Le projet, ses objectifs, et ses bénéficiaires :

Offrir aux afghans, et plus particulièrement aux femmes, une formation professionnelle en langues étrangères, en bureautique/informatique, et des séminaires d’initiation à la recherche d’emploi, ceci afin d’augmenter leurs compétences pour intégrer le système économique et administratif de leur pays en reconstruction – fortement demandeur en personnel qualifié.

Ce programme connaît un énorme succès, et des élèves, garçons et filles entre 12 et 20 ans, fréquentent ces cours.

Nous opérons avec un budget restreint, financé à 100% sur les fonds propres de l’association en 2002, et depuis 2003, avec l’aide financière de Solidarité Laique. En 2004, Solidarité Laique a contribué à hauteur de 50% dans le cadre du PROCEAF (Programme Concerté d’Education pour l’Afghanistan).

Ce que nous avons réalisé : Etudiants, professeurs – tous sont formés ! et évalués…

Répartis sur 4 groupes de niveaux, les étudiants suivent une formation de six ou douze mois, en fonction de leur choix et des conseils de l’équipe pédagogique.

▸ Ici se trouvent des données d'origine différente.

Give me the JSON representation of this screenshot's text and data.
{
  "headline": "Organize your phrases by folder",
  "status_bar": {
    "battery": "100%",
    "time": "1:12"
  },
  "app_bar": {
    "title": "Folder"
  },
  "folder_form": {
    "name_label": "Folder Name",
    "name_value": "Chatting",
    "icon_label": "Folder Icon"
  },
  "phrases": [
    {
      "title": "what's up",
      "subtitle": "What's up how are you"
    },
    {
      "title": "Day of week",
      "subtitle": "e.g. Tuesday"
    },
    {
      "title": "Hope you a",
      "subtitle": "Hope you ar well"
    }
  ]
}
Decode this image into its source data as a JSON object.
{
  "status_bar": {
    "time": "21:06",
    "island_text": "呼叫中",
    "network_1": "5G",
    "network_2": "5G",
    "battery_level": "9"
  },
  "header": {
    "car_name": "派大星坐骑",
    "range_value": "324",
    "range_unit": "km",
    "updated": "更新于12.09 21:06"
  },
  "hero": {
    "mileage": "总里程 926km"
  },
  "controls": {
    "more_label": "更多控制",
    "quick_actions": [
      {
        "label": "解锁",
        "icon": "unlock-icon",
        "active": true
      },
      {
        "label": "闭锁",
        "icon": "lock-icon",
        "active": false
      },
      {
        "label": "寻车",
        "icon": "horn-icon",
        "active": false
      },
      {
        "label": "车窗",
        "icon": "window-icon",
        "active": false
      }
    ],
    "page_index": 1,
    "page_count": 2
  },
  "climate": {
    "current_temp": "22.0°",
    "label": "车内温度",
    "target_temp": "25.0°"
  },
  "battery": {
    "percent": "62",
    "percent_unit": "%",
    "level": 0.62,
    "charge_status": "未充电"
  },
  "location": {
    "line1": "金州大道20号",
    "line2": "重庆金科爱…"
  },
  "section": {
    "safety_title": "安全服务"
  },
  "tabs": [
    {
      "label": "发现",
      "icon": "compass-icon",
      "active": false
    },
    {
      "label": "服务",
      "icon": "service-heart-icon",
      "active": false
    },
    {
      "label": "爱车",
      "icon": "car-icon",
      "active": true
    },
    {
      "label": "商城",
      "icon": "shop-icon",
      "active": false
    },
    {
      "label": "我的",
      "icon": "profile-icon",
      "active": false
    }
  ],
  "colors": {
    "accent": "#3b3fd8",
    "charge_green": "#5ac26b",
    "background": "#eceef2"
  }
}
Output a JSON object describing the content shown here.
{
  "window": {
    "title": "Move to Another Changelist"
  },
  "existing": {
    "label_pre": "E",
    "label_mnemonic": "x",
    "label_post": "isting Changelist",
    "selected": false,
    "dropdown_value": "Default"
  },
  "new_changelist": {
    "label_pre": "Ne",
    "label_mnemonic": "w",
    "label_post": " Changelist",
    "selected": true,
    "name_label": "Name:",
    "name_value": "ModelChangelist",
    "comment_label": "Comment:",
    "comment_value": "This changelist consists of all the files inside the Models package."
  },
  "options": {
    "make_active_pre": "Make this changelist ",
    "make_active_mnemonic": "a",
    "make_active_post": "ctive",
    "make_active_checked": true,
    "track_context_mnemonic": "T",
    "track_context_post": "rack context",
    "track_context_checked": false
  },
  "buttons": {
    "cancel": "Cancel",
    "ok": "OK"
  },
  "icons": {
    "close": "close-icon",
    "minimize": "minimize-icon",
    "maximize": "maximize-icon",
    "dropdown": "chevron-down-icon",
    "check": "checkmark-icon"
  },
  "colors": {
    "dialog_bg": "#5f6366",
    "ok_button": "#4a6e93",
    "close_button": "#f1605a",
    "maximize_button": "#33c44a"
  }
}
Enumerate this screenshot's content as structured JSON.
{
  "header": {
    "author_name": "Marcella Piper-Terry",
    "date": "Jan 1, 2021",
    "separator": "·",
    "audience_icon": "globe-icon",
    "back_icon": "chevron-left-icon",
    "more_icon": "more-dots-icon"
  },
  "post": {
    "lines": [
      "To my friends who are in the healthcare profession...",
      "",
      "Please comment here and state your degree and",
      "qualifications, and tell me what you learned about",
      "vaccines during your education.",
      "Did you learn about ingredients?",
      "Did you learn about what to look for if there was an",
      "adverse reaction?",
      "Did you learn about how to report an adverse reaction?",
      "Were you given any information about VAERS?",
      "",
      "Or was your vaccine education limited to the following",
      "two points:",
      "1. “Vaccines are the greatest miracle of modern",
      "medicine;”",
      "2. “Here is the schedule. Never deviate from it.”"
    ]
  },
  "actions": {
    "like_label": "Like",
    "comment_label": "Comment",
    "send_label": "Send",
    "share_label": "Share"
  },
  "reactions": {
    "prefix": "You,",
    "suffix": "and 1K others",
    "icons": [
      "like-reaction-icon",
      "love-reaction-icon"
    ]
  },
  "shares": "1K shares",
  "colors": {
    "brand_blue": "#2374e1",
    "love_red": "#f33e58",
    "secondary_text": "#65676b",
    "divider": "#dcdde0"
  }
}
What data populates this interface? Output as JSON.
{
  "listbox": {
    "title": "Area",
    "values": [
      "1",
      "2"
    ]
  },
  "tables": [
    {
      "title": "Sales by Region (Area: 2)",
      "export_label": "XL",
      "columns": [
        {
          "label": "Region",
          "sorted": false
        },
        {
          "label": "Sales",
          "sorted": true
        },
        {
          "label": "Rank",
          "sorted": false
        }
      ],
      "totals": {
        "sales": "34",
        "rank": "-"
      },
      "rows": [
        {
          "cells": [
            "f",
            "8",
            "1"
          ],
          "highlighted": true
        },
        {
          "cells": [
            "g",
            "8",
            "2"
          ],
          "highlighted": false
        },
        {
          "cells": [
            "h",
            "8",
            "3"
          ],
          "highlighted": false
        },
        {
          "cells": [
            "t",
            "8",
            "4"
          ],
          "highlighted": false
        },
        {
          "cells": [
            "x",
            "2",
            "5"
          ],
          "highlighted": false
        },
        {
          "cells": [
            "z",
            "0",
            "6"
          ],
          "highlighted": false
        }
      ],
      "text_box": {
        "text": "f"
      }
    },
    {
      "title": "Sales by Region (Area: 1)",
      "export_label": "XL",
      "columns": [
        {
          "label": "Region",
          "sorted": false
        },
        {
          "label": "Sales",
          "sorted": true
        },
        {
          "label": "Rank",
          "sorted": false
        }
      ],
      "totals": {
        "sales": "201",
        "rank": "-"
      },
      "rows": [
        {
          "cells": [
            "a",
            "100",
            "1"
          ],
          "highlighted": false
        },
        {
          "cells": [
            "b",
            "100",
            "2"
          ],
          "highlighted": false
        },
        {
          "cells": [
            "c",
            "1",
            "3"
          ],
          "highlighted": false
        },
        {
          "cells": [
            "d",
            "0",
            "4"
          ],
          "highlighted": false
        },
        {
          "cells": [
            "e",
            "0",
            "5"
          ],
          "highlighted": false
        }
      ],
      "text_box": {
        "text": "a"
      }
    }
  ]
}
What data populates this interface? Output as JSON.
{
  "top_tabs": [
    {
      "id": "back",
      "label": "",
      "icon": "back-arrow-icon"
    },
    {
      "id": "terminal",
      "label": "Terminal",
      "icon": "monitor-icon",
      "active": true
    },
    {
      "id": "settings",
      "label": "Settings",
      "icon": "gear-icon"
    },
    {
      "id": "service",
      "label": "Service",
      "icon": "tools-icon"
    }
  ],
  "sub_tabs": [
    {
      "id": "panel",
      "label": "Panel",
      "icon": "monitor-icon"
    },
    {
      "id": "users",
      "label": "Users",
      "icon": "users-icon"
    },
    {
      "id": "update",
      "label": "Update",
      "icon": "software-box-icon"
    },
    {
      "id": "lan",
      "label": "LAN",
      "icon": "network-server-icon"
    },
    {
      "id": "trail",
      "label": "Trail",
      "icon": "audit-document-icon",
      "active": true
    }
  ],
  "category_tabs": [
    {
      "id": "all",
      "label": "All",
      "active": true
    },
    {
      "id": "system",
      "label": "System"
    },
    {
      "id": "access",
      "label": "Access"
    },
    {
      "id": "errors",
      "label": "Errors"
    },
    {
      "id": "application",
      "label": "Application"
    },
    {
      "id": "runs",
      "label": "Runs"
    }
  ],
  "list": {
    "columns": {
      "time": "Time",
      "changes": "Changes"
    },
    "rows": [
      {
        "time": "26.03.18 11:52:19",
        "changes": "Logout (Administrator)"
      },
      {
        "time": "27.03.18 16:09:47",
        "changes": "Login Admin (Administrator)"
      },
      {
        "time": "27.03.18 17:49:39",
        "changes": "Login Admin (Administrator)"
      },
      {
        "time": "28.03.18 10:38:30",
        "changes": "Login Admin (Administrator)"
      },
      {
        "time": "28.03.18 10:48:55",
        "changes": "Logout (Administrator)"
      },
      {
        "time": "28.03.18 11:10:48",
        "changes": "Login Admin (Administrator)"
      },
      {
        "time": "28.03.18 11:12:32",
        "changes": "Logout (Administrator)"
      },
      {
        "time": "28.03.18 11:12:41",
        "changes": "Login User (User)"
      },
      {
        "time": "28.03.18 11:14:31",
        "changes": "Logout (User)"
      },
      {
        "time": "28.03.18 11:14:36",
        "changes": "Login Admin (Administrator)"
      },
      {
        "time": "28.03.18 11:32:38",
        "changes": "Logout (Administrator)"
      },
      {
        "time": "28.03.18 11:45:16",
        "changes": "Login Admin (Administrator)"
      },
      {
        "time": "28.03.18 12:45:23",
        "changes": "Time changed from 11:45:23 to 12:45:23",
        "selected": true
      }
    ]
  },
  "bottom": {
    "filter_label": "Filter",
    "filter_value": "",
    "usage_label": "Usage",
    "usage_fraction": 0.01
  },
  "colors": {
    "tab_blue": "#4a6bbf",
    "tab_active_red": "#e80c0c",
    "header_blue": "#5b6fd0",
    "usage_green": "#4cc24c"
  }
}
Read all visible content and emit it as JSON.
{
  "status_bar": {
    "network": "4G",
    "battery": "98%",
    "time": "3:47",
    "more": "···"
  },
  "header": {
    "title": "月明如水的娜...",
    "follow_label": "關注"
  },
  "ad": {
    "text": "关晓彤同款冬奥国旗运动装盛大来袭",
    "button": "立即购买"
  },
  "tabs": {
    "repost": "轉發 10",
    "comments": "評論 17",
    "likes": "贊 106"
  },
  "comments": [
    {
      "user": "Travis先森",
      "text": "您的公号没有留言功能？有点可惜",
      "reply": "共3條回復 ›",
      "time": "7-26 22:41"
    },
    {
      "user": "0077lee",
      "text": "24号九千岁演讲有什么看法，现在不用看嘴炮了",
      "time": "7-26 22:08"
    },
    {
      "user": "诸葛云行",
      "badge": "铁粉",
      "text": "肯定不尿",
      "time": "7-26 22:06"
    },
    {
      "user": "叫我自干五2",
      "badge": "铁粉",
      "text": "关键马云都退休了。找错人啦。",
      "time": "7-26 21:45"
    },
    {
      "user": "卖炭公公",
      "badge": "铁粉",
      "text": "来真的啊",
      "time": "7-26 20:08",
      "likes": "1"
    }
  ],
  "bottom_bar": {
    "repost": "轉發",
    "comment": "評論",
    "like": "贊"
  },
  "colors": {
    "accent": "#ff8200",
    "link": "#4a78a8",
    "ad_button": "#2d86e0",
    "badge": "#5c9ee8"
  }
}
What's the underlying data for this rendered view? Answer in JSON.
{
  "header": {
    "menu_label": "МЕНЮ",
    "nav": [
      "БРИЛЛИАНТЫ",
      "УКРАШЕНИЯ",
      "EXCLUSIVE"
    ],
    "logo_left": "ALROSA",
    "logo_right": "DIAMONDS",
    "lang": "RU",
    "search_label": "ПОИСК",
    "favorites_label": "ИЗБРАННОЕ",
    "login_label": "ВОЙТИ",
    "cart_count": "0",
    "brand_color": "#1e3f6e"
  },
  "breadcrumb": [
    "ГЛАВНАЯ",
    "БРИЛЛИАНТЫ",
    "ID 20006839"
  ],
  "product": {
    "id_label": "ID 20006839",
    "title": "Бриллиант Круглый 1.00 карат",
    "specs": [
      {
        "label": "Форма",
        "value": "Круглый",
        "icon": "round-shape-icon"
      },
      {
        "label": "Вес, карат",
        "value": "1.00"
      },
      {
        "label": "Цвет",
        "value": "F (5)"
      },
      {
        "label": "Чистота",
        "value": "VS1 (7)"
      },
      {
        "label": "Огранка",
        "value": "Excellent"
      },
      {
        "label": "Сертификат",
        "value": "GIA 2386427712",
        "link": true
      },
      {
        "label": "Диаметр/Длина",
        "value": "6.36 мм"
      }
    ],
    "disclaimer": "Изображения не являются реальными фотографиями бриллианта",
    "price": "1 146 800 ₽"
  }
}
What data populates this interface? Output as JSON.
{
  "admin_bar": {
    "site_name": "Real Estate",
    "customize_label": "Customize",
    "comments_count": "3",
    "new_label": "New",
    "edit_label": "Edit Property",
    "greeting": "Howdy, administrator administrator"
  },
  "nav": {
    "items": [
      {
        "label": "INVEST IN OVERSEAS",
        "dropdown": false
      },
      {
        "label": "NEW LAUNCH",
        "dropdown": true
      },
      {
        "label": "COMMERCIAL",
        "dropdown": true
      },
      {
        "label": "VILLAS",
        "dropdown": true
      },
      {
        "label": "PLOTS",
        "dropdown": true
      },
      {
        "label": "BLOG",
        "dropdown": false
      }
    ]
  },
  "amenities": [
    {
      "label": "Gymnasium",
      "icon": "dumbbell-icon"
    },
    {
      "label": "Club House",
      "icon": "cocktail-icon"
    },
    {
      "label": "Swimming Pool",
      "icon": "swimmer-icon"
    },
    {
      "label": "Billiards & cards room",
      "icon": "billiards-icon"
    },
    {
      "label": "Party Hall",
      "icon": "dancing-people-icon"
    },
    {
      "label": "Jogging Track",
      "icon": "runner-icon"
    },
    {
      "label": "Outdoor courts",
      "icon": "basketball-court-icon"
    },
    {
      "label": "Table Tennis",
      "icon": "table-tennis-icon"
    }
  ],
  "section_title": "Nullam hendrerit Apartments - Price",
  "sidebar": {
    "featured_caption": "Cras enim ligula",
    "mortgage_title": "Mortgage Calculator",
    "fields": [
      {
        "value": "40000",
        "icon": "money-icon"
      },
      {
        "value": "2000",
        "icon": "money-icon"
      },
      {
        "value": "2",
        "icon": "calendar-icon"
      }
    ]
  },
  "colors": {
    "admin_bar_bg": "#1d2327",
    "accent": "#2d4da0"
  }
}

En 2003 et 2004, nous avons organisé des missions d’évaluation des méthodes d’enseignement des langues étrangères, menées par des professeurs retraités, dans le cadre d’un partenariat avec le GREF. Ces missions ont permis aux professeurs de revoir les outils et les méthodes pédagogiques utilisées.

Etat des lieux et perspectives

Kaboul offre aujourd’hui de très nombreux lieux avec des cours similaires aux nôtres, mais ils sont le fait d’initiatives privées que nous nous devons d’encourager. Or, nos cours gratuits peuvent être un frein à ce genre d’initiative, en leur opposant une concurrence déloyale, ce qui n’est évidemment pas notre mission.

Parallèlement, le pays manque cruellement de main-d’oeuvre qualifiée qui puisse occuper les postes vacants actuels ou à venir des petites entreprises, des ministères, des institutions publiques ou privés, etc. Or, il n’existe pas aujourd’hui à Kaboul de formations capable de générer de très bonnes compétences professionnelles. Les femmes éprouvent de grande difficulté à se former et celles qui se présentent sur le marché du travail sont considérées incompétentes.

Face à ce constat, nous avons décidé de fermer le Centre dans sa forme actuelle ; dès que les financements le permettront, nous ouvrirons un Institut de Formation Professionnelle qui offrira une formation intensive en 2 ans, aux métiers administratifs et de gestion, à des femmes afghanes, afin qu’elles puissent intégrer le système économique et administratif de leur pays.